Search Engine

Java

Software Development

Data Structures

Multi-threading

GitHub

Summary

This project was created for my Software Development class at the University of San Francisco.

This project was created in several steps over the course of the semester with each step expanding on the functionality of the last. The final result is a search engine programmed in Java that can accept a local file or url as input, build a dataset based on the input, and return search results. The project can be used from the command line or through a user interface created using embedded Jetty and Java servlets.

The search engine sources its data from local files or an input url. When using local files, the engine will parse through text files starting from the source directory to build its dataset. If the input is a url, the search engine uses a custom web crawler to parse through the url and any links on the page. By default the web crawler will only parse the input page but can be set to parse through additional links from the source url for a larger dataset.

The images above show the search and results pages for the search engine user interface.

Part 1: Inverted Index

The first step of the project was to create the data structure needed to store words and their references. I created an inverted index to store a dictionary of words each pointing to a list of objects containing the file where the word was used and its position in the file. This system allows for a quick lookup of all places where the word has been found.

Part 2: Partial Search

The second step of the project was to utilize the inverted index from Part 1 to create partial and exact search algorithms.

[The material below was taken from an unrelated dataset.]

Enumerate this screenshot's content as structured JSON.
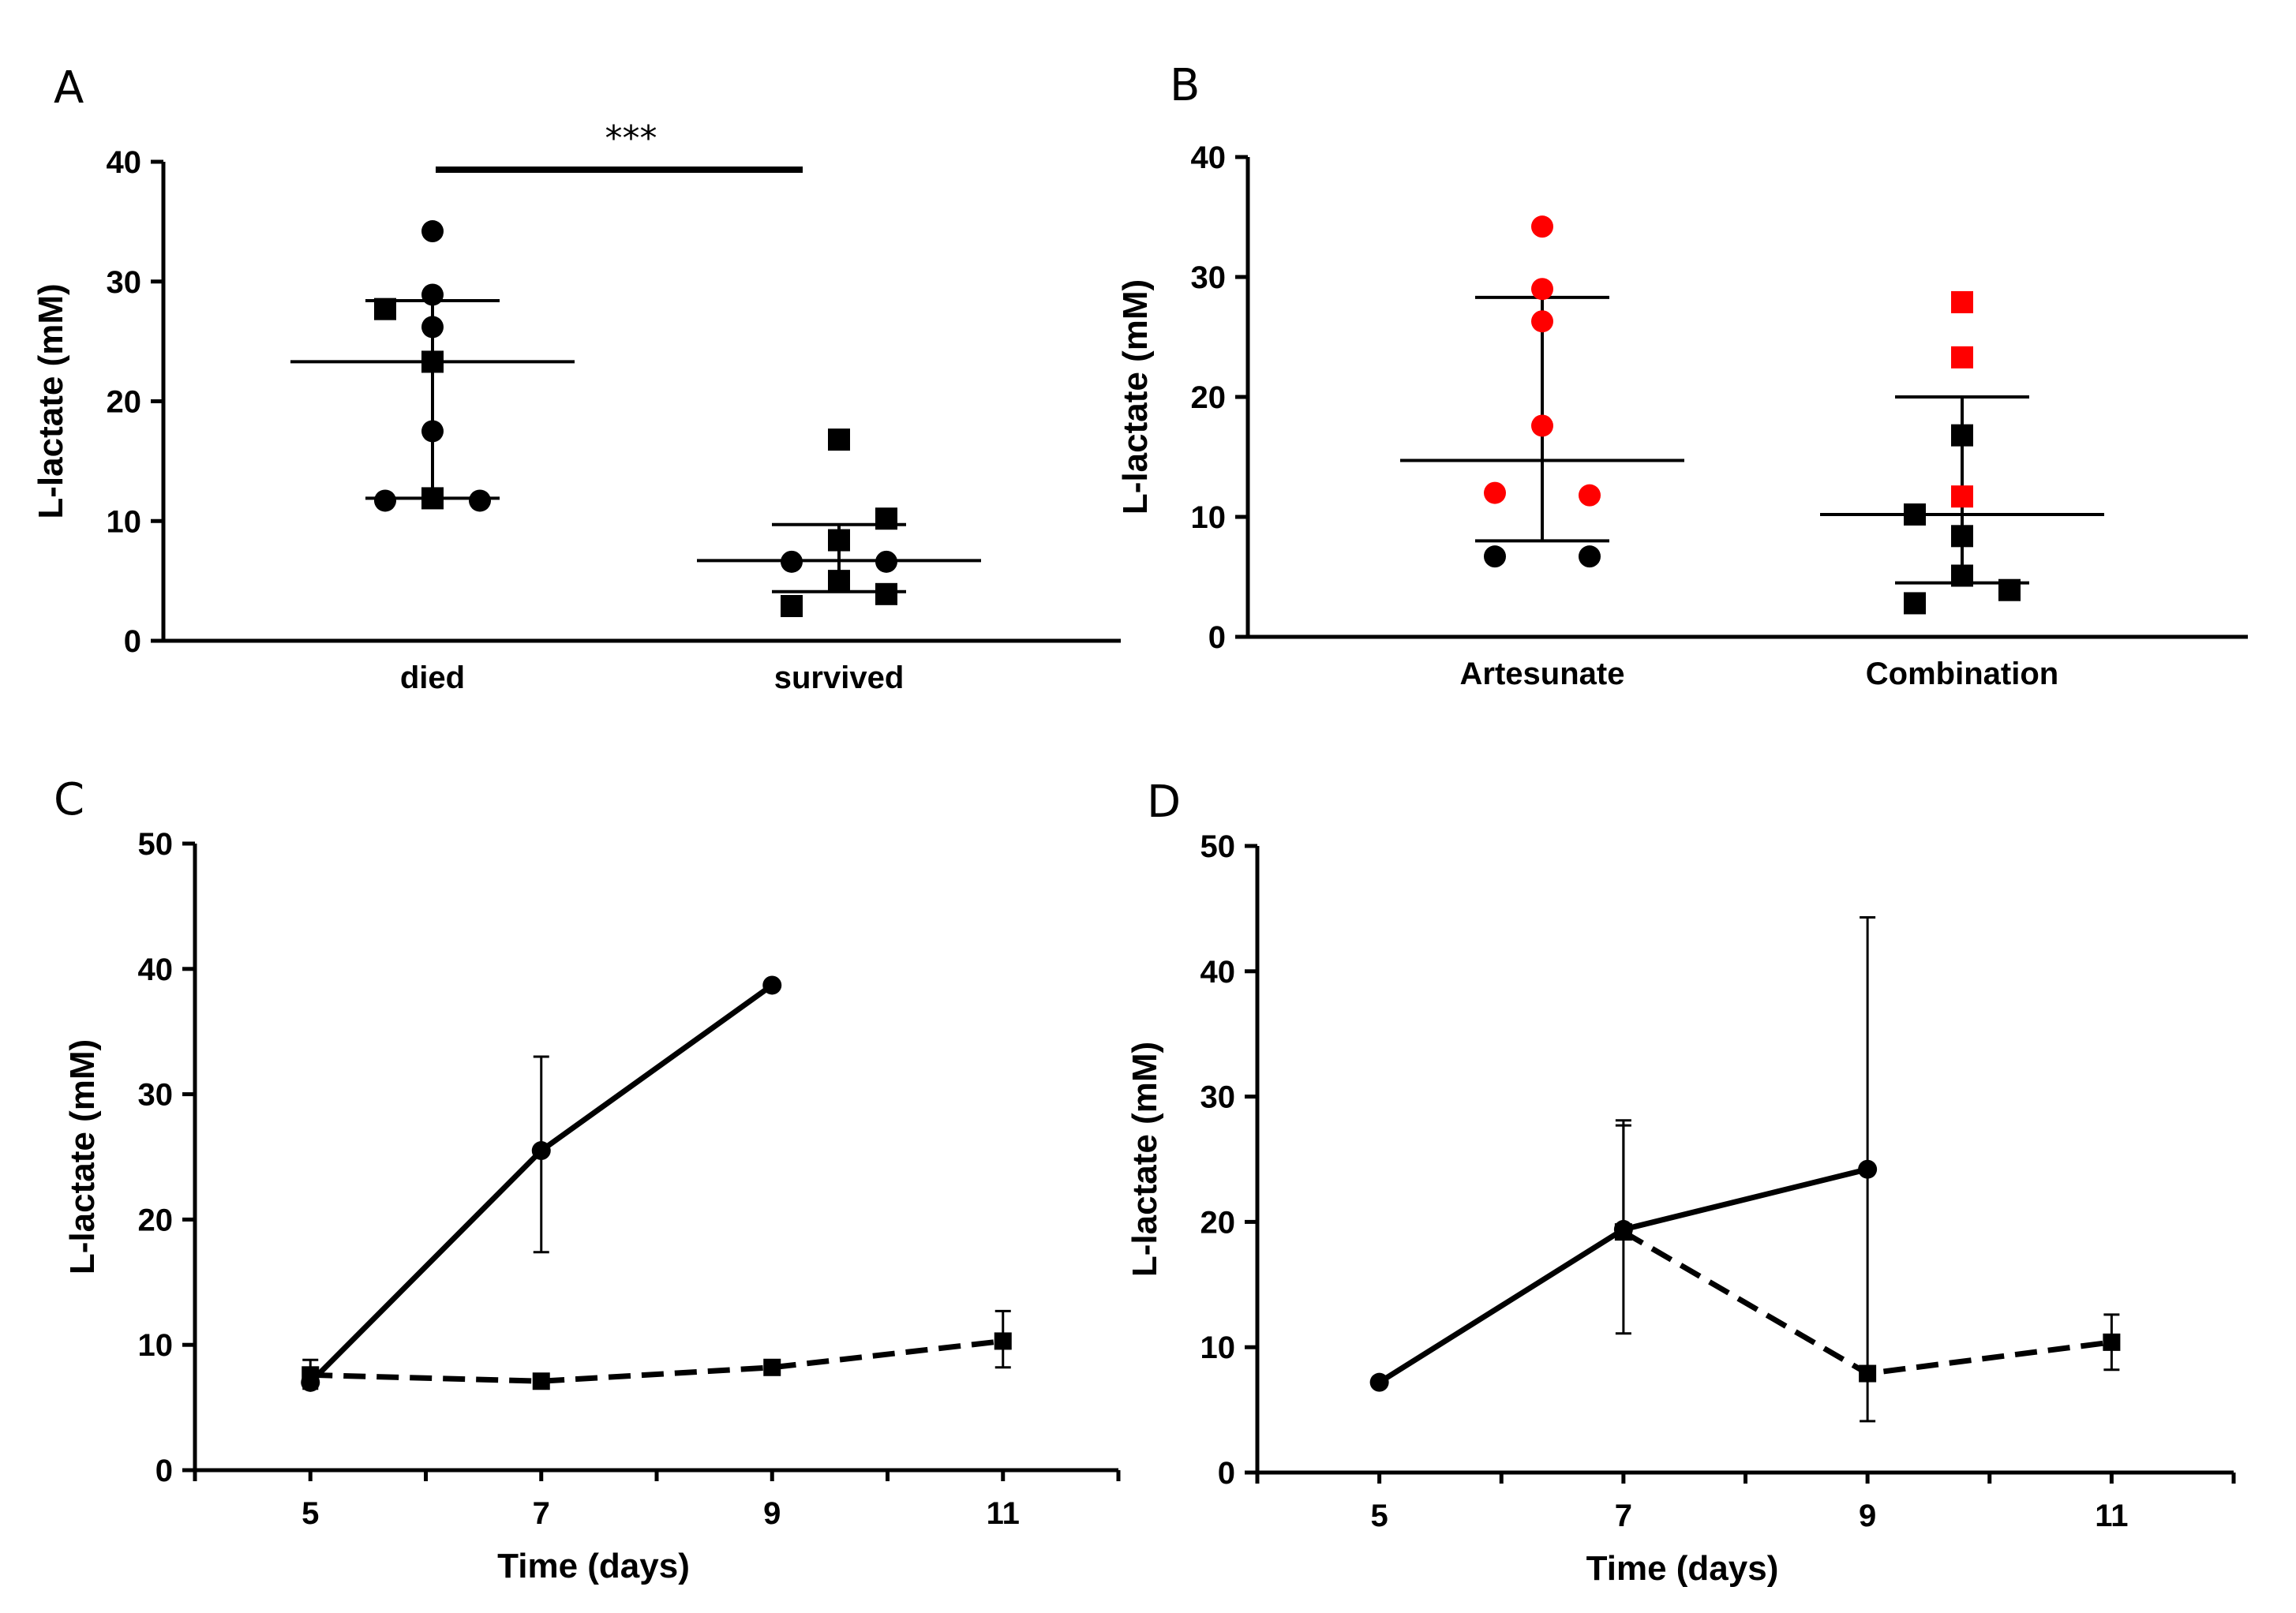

The search algorithm can take multiple arguments and will return the most relevant sources. How relevant a source is is determined by how many times the searched words appear in the source divided the total amount of words. This system prioritizes sources where the words are used frequently and deprioritizes sources where the words are only used as a small fraction of the whole.

Part 3: Multi-threading

The third step of the project was to extend the functionality of the inverted index and search algorithms to work with multi-threading. When multi-threading is enabled, a new thread-safe inverted index is used instead of the default version. The thread-safe version is created with a custom read/write lock class to prevent errors caused by multiple workers editing the data structure at once. The main driver utilizes a work queue to read multiple source files at once. The default behavior of the project is to search using the single-threaded version. Multi-threading needs to be enabled when the program is started.

Part 4a: Web Crawler

Until now, data for the inverted index and searching was sourced from text files stored locally on the computer. The fourth step of the project was to source data for the search engine from the web using a web crawler. The program still maintains all previous functionality but can now accept a url as the source instead of a directory. When started from a url, the driver uses the work queue to assign all work for requesting and parsing any url to a single worker, with multiple workers running in parallel. If any links are found on the page, they will be added to the queue until a worker is assigned. The crawler can accept a limit to how many pages it will crawl before stopping itself (to prevent it from crawling forever) otherwise it will default to only using the source url.

Part 4b: Search Engine

The final part of the project was creating a frontend for users to interact with the search engine. For this I used embedded Jetty and servlets to create a web server in Java that sends an HTML response. When running the program, a web server is created with routes for home and results pages. The search page will search for anything entered into the uri parameters and display the results as links on the page.